Hetgeen X in hoger beroep heeft aangevoerd leidt niet tot een ander oordeel. Hof Den Haag bevestigt het oordeel van de Rechtbank.
BRON
Uitspraak van 29 oktober 2020 in het geding tussen:
X te Z, belanghebbende,
en
de inspecteur van de Belastingdienst, kantoor Rotterdam, de Inspecteur, op het hoger beroep van belanghebbende tegen de uitspraak van de Rechtbank Den Haag van 5 februari 2020, nr. SGR19/5518.
Overwegingen
1. Belanghebbende heeft voor het jaar 2015 aangifte voor de inkomstenbelasting en de premies volksverzekeringen gedaan naar een belastbaar inkomen uit werk en woning van € 12.112 negatief en een belastbaar inkomen uit sparen en beleggen van € 24.291. Belanghebbende is een aanslag opgelegd naar een belastbaar inkomen uit werk en woning van € 24.655 - een verhoging is toegepast van € 36.767 wegens niet aangegeven looninkomsten - en een belastbaar inkomen uit sparen en beleggen van € 68.429 - de rendementsgrondslag is verhoogd met € 1.103.460 - en is bij beschikking € 624 aan belastingrente berekend. Bij gezamenlijke uitspraak op bezwaar heeft de Inspecteur de aanslag, onder handhaving van het belastbare inkomen uit werk en woning, verminderd tot een naar een belastbaar inkomen uit sparen en beleggen van € 39.739, de beschikking belastingrente dienovereenkomstig gewijzigd en belanghebbende een proceskostenvergoeding van € 254 toegekend.
2. Belanghebbende heeft tegen de uitspraak van de Inspecteur beroep ingesteld bij de Rechtbank. Een griffierecht van € 47 is geheven. De Rechtbank heeft het beroep ongegrond verklaard.

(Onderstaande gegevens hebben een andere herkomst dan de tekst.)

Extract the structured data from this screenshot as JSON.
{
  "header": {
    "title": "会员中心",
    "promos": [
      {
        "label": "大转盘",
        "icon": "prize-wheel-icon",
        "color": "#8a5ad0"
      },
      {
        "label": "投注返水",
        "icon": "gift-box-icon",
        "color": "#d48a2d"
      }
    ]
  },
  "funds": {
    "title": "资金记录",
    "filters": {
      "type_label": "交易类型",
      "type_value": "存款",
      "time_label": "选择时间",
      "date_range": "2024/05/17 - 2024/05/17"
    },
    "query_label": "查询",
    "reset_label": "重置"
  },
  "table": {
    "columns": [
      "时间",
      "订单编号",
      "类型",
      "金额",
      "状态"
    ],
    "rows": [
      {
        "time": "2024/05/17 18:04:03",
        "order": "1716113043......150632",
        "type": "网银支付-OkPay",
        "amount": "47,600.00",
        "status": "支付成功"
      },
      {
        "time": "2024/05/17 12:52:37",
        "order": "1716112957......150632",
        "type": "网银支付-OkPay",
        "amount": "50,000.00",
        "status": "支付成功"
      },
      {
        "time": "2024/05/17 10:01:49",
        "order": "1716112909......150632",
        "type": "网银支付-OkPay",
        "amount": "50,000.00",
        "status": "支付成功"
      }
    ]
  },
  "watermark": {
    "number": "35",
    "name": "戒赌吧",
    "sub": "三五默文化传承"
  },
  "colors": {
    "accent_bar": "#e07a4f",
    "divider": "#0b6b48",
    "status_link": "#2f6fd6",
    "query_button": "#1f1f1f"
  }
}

3. Belanghebbende is van de uitspraak van de Rechtbank in hoger beroep gekomen bij het Hof. Een griffierecht van € 131 is geheven. De Inspecteur heeft een verweerschrift ingediend. Naar aanleiding van de aan de Inspecteur gerichte schriftelijke reacties van belanghebbende op het verweerschrift in hoger beroep heeft de Inspecteur gereageerd bij aan belanghebbende doorgezonden brief van 8 oktober 2020 met 1) afschriften van de e-mail van belanghebbende van 7 oktober 2020 met 5 bijlagen en met 2) afschriften van drie andere documenten en bij aan belanghebbende doorgezonden brief van 13 oktober 2020 met een afschrift van de e-mail van belanghebbende van 12 oktober 2020 met 1 bijlage.
4. De mondelinge behandeling van het hoger beroep heeft plaatsgehad in Den Haag ter zitting van het Hof van 22 oktober 2020. Partijen zijn verschenen.

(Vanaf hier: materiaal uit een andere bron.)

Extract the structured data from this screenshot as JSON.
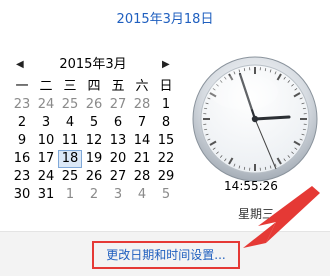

5.1. De feiten die bij de Rechtbank hebben voorgelegen:
5.2. Deels ter aanvulling op en deels - zo lijkt het - ter vervanging van die feiten, geeft de Inspecteur, mede aan de hand van het strafvonnis van de rechtbank Rotterdam van 22 mei 2019, nr. 10/750154-15, een uitvoerige feitelijke en fiscale uiteenzetting van de onroerende zaken [adres 1] te [woonplaats 1] , [adres 2] te [woonplaats 2] , [adres 3] te [woonplaats 3] en [adres 4] te [woonplaats 3] , door hem gekwalificeerd als "Bezittingen behorende tot de rendementsgrondslag", neemt hij het standpunt in dat "de aanslag eerder te laag dan te hoog is opgelegd" en concludeert hij op basis van de analyse:
5.3. Uit het strafvonnis van de rechtbank Rotterdam:
6. De Rechtbank heeft overwogen:
7. In hoger beroep spitst het geschil zich toe, net als bij de Rechtbank, op de fiscale waardering met betrekking tot de in geding zijnde onroerende zaken, in het bijzonder [adres 1] . Voor de standpunten van partijen verwijst het Hof naar de stukken van het geding.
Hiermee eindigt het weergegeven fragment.